I believe everyone has a right to their own beliefs as long as they are not hurting other people mentally or physically. I like privacy. I don’t like that Big Brother is tracking our snail mail (as reported in the Seattle Times Nov 2, 2014), reading our private emails and storing our online chats, texts, comments and blogs. I want to maintain my anonymity so as not to negatively impact the people I care about and yet I also feel a great need to be brave and open up about my own unique thoughts and feelings. I want to feel safe being my authentic and genuine self. I want to live my life as the person I truly am with all of my nuances good and bad viewed, accepted and appreciated by the outside world.

Am I not a hypocrite in believing that each of us are allowed our own beliefs and should be allowed to express them without ridicule when I do not allow myself to be susceptible to criticism or, even worse, trolling? Why do I have one rule I expect the world to abide by and yet willingly anticipate that the world will fail to tolerate me? Do I suffer from a Holier-Than-Thou attitude?

And here I am, starting my own blog?! And, my new friends, I hasten to warn you, I understand that a blog is longer than a tweet and yet it should be shorter than an essay. And I will admit it, I am more of an essayist than anything else. I am long-winded and my fingers like to keep typing what my mind is thinking. Thank goodness our fingers do not secrete glue or I’d be writing 24/7, 365 days a year!

But this post wasn’t supposed to be about questioning myself and asking you to say I am okay or acceptable or whatever. I was simply expressing my fear and hesitation — or is it bravery — in making this controversial topic my post for the day. Today I am thinking about the Muslim-Jewish conflict over the Temple Mount. And so, having already hijacked my own posting I will keep my thoughts and questions short, and hopefully succinct.

First, if the Temple Mount is the #1 most sacred site of Judaism and once the site of two important ancient temples, why does the Torah forbid its people to pray at that location?

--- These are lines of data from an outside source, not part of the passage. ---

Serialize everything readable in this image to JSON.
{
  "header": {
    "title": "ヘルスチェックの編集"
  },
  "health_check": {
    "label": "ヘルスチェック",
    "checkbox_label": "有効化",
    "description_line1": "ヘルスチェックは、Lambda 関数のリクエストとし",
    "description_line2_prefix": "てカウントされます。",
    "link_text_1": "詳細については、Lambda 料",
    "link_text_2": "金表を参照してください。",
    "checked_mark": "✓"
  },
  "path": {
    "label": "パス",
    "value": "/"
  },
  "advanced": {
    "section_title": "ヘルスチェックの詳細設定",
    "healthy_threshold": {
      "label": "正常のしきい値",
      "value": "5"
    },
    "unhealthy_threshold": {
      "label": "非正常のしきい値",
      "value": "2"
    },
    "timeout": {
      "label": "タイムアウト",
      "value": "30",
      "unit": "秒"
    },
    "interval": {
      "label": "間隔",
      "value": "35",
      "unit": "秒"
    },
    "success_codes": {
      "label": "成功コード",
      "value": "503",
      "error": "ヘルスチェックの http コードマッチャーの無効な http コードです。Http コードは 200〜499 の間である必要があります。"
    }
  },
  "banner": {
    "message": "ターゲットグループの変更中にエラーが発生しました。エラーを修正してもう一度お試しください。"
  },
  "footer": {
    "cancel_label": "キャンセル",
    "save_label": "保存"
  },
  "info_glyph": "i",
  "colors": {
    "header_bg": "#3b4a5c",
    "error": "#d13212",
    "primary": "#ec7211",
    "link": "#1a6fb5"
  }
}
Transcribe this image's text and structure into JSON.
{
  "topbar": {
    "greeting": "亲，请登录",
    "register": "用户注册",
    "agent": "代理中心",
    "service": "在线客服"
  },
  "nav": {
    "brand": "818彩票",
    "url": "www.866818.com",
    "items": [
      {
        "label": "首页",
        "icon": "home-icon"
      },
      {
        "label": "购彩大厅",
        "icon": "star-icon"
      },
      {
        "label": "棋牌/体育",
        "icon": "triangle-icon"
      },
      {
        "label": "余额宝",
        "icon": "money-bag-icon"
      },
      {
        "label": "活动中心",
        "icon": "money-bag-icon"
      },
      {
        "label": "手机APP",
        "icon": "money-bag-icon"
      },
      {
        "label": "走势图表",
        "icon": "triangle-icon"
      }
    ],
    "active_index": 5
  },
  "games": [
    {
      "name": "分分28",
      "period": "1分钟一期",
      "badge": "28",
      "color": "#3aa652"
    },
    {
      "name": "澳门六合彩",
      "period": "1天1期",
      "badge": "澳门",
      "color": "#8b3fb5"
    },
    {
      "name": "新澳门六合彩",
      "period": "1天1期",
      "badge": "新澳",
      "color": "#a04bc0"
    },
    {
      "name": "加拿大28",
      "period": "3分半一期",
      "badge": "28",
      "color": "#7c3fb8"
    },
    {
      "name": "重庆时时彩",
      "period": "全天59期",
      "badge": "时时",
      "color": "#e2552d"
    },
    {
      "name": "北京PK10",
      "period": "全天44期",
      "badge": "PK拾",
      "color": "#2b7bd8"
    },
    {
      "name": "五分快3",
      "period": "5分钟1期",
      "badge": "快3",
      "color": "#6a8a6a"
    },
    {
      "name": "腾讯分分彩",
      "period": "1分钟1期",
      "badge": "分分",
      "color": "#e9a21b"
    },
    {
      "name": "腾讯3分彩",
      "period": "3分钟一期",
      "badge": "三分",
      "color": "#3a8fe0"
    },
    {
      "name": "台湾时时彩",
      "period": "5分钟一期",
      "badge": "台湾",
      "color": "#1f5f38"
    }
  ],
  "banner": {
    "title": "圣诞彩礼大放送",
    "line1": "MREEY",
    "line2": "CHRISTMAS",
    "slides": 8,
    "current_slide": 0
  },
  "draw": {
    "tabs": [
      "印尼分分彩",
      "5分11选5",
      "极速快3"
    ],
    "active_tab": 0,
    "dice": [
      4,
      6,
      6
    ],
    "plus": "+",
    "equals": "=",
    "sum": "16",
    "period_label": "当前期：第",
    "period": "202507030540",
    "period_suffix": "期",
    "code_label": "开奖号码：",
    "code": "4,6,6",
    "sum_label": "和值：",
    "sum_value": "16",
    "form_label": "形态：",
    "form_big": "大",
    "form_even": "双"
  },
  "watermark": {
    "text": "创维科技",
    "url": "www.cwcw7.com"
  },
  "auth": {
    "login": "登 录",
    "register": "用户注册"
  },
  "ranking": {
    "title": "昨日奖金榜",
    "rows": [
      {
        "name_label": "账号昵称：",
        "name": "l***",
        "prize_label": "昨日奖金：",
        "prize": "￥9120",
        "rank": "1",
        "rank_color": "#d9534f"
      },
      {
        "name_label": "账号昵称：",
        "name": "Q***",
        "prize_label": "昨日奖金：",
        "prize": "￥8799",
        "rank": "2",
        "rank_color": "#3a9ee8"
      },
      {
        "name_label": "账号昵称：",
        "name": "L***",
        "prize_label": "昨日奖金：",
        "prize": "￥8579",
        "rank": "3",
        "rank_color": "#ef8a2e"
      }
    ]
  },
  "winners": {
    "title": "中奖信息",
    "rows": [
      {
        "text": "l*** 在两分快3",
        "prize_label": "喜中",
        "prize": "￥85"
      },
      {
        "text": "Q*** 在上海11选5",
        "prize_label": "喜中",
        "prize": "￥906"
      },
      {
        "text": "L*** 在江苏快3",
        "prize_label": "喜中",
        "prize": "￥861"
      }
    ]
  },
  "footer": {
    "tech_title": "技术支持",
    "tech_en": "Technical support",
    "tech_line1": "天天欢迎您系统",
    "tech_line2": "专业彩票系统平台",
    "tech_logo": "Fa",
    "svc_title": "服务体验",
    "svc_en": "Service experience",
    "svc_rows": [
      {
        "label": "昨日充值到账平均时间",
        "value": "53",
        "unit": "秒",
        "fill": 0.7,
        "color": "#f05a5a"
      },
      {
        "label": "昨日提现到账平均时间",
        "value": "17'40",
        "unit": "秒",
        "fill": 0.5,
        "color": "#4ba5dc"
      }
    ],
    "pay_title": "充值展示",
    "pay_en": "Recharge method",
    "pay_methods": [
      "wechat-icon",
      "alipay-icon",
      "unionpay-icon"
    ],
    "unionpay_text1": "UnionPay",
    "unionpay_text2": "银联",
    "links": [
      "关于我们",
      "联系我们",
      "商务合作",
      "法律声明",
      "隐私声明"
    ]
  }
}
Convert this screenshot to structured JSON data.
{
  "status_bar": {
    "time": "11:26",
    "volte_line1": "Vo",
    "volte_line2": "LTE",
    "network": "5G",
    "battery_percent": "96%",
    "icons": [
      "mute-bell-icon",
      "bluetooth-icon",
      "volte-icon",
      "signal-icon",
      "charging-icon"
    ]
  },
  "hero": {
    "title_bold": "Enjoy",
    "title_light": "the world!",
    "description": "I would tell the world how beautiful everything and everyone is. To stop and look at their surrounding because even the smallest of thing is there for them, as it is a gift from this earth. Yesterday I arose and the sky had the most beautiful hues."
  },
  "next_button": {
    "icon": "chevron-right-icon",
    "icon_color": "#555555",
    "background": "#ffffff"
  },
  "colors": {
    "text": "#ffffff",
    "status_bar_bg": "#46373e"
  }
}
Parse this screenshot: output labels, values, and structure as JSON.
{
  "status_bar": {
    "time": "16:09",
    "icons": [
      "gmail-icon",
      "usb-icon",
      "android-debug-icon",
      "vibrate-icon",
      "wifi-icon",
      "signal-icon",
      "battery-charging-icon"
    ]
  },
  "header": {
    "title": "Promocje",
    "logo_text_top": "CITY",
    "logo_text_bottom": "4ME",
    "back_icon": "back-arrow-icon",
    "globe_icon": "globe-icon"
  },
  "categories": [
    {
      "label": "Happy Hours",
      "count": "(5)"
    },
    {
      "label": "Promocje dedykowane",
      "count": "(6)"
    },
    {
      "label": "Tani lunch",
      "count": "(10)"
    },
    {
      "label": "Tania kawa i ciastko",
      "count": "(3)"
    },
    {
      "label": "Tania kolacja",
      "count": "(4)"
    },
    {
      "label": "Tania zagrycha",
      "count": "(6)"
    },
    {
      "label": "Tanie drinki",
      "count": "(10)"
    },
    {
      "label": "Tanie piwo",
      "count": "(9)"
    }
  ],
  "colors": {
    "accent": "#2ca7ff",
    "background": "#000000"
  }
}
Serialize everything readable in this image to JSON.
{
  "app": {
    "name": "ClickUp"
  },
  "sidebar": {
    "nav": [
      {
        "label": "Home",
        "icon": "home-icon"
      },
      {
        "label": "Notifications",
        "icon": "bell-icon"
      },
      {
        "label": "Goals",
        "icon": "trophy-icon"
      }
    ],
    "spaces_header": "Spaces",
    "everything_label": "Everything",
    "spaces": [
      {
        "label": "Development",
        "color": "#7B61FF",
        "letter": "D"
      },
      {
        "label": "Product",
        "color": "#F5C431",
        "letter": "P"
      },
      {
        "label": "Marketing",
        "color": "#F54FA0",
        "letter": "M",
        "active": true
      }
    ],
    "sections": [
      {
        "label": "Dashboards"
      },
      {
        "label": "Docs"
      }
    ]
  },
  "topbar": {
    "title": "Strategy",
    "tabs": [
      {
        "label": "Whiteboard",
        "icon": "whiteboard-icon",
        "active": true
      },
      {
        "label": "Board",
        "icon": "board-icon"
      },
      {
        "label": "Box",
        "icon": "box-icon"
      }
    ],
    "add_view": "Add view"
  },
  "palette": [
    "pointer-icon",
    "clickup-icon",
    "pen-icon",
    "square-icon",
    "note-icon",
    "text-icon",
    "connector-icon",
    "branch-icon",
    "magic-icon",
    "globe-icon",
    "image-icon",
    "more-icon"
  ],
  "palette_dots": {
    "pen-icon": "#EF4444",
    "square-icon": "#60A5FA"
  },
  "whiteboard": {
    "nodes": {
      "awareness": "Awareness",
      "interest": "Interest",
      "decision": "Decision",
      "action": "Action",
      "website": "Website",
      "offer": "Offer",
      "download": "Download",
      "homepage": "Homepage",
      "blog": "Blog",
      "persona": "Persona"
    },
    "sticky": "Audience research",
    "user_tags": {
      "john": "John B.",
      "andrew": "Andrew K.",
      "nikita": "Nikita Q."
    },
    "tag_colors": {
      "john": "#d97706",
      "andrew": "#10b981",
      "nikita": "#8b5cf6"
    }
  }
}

And secondly, (this is the stupid question), if the Rabbis frown upon praying at the location and Jewish law forbids it, why fight so hard for it? Is it just for the principle of the matter? I understand from the Bible that very important events have happened there and I understand that the Quran also holds evidence of very important historical events, sometimes at the exact location, making it the 3rd most holy place for the Muslim world.  And I wonder, why can’t both religions celebrate their one true god in their traditional manner as suggested by Yehuda Glick in the documentary film, End Times Eyewitness? Is the answer as simple as Glick suggests when he says that it is “even possible that the existing Dome of the Rock Muslim shrine could be incorporated into the rebuilt temple, but there’s only one ingredient missing: an Islamic faith that would be tolerant to Christians and Jews”?

Why can’t we all just get along?  That’s what I’ll be praying for:  Peace, Love & Friendship among all of Earth’s peoples.

Photo credit: Alex (Adventures in Amman)

One thought

  1. So I’ve done some more research and I found a wonderfully written explanation that has helped answer some of the questions addressed in my post. If you too are curious to learn more about the Jewish/Muslim relationship to each other and their claims over sacred lands follow link:

    I did not feel in any way like I was being lectured from a specific viewpoint, that the arguments (for lack of a better word) for one side and the other were equally presented and left for me to come to my own conclusions about.

    I am not Muslim. I am not Jewish. I do not have a college education but I am smart, and oftentimes want to make my own mind up about how I feel about things. Throughout the writing of this blog my opinions may adapt or change regarding any topic matter because I am a person learning new things about life and the world every single day… I am a work in progress as are, I would hope, each of you.